Optimize Configuration of DM
This document introduces how to optimize the configuration of the data migration task to improve the performance of data migration.
Full data export
mydumpers
is the configuration item related to full data export. This section describes how to configure performance-related options.
rows
Setting the rows
option enables concurrently exporting data from a single table using multi-thread. The value of rows
is the maximum number of rows contained in each exported chunk. After this option is enabled, DM selects a column as the split benchmark when the data of a MySQL single table is concurrently exported. This column can be one of the following columns: the primary key column, the unique index column, and the normal index column (ordered from highest priority to lowest). Make sure this column is of integer type (for example, INT
, MEDIUMINT
, BIGINT
).
The value of rows
can be set to 10000. You can change this value according to the total number of rows in the table and the performance of the database. In addition, you need to set threads
to control the number of concurrent threads. By default, the value of threads
is 4. You can adjust this value as needed.
chunk-filesize
During full backup, DM splits the data of each table into multiple chunks according to the value of the chunk-filesize
option. Each chunk is saved in a file with a size of about chunk-filesize
. In this way, data is split into multiple files and you can use the parallel processing of the DM Load unit to improve the import speed. The default value of this option is 64 (in MB). Normally, you do not need to set this option. If you set it, adjust the value of this option according to the size of the full data.
Full data import
loaders
is the configuration item related to full data import. This section describes how to configure performance-related options.
pool-size
The pool-size
option determines the number of threads in the DM Load unit. The default value is 16. Normally, you do not need to set this option. If you set it, adjust the value of this option according to the size of the full data and the performance of the database.
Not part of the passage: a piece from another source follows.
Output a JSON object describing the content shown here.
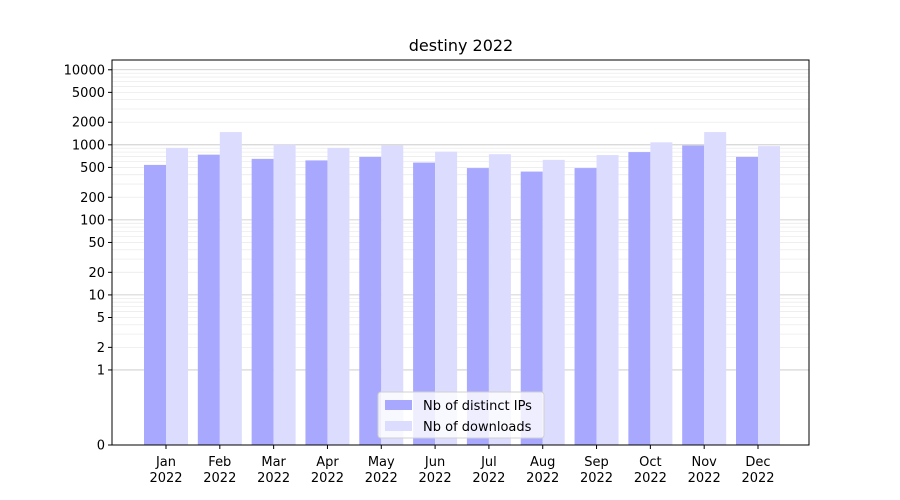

Incremental data replication
syncers
is the configuration item related to incremental data replication. This section describes how to configure performance-related options.
worker-count
worker-count
determines the number of threads for concurrent replication of DMLs in the DM Sync unit. The default value is 16. To speed up data replication, increase the value of this option appropriately.
batch
batch
determines the number of DMLs included in each transaction when the data is replicated to the downstream database during the DM Sync unit. The default value is 100. Normally, you do not need to change the value of this option.